Should national energy policy move to renewables - solar, wind, geothermal, hydro, biomass - Indian country is well positioned in every way except for having transmission lines to become a major source of clean power. Tribal governments have the authority to issue tax-free revenue bonds for governmental functions such as power generation. The trick is to issue bonds to power the reservation and build in a manner that allows the tribe to feed the U.S.-Canadian electrical grid. It's not that hard, since power generation is normally built in modules to accommodate growth.

Turning energy policy to renewables is far more important to much of Indian country than an increase in social spending. With such a turn we could prosper far beyond the Bush I policies that depended on the fact that a rising tide lifts all boats and certainly beyond the Bush II policies that depended on the fact that a rising tide lifts all yachts.

It's a cliche to call 2008 a change election but it's not an empty cliche. A Clinton II administration or an Obama administration or even a McCain or Romney administration will at the very least have to change back to what Karl Rove, deputy chief of staff under Bush II, disdainfully called "reality-based politics." His disdain was based on the conviction that power defines its own reality, as when the administration was able to find several grown men with college degrees who would profess not to know whether waterboarding is torture.

If Rove had been in charge during the Reagan administration, ketchup would now be a vegetable in the eyes of the school lunch program because the evidence we used to beat back that nonsense would have been inadmissible. What Bush II has given us that could never have happened even under Bush I is a government where facts don't matter, where employees of the National Park Service tell tourists that the Grand Canyon is evidence of Noah's flood and where there is no moral distinction between a glob of human cells and a human being.

The biggest change we can anticipate in 2008 with any candidate except perhaps Mike Huckabee is that we can negotiate differences because we once more agree on the nature of reality and we once more feel a shared obligation to explain our values to each other. Huckabee is now only a player for the vice presidency on a McCain ticket.

Even with McCain/Huckabee or Romney and whoever, I think we are about to re-enter a time where evidence matters and persuading others to our positions is more important than being able to bludgeon anybody who dissents. Former New York Gov. Mario Cuomo used to say we run in poetry but govern in prose.

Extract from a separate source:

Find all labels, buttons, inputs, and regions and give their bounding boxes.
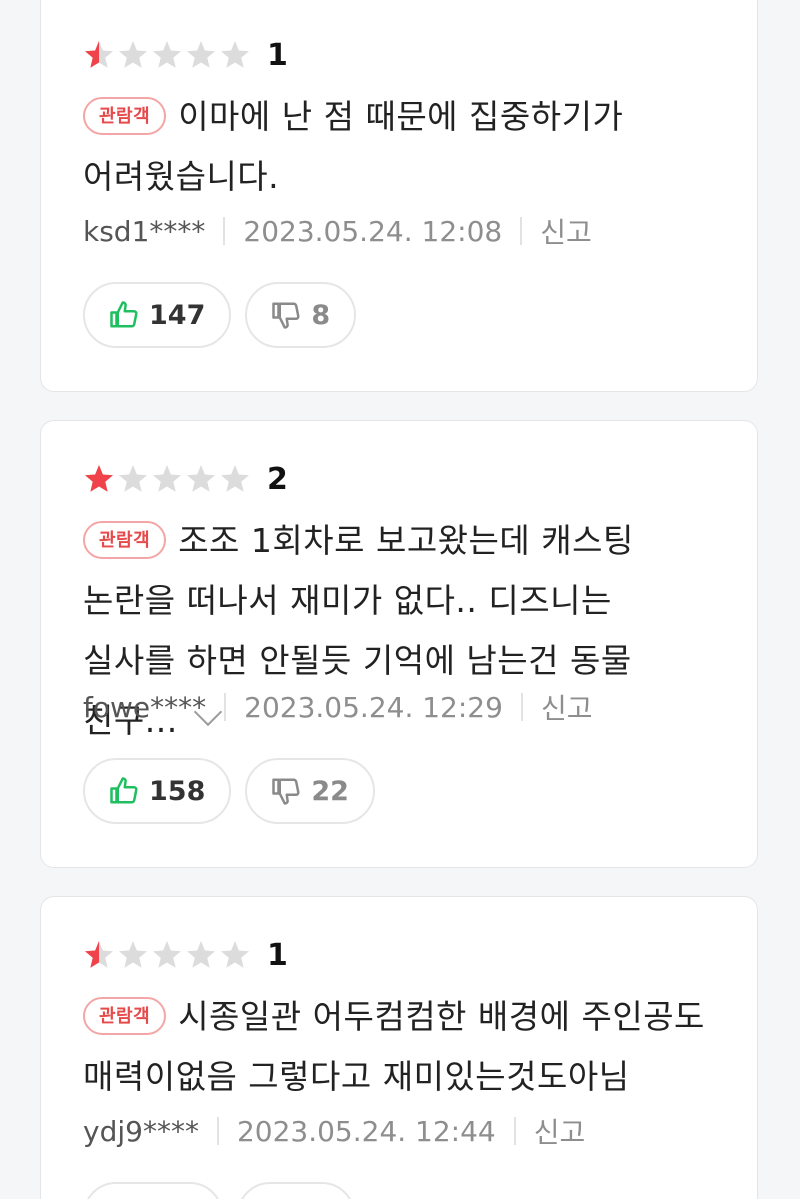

For many years, the United States has been awfully short of political poetry, the importance of which traditional Indian leaders certainly understood. It often takes an orator to create consensus. Sen. Barack Obama's speech upon winning Iowa was political poetry of the highest order and those who complain that "change" is not a platform miss the point. That speech recalled Robert F. Kennedy in 1968 and for those of us who remember a vision of what might have been. The recollection was strong enough in me to awaken assassination fears, so it's ironic that Obama's base appears to be young people who can't possibly have such memories.

So while Robert Reich is correct that our problems are interconnected and involve all our relations, I do not join the cynics who claim that "change" is by its nature an empty promise. When electoral cynicism is the subject, I remember Vine Deloria Jr.'s bon mot that Indians tend to elect crooks and white people tend to elect morons. Not this election. Coming off eight years of reality defined by power, there is little room to be more crooked or more moronic than the status quo. When a candidate calls for "change," most voters of all ethnicities understand we are so far down that any change is up.


Steve Russell, Cherokee Nation of Oklahoma, is a Texas trial court judge by assignment and an associate professor of criminal justice at Indiana University - Bloomington. He is a columnist for Indian Country Today.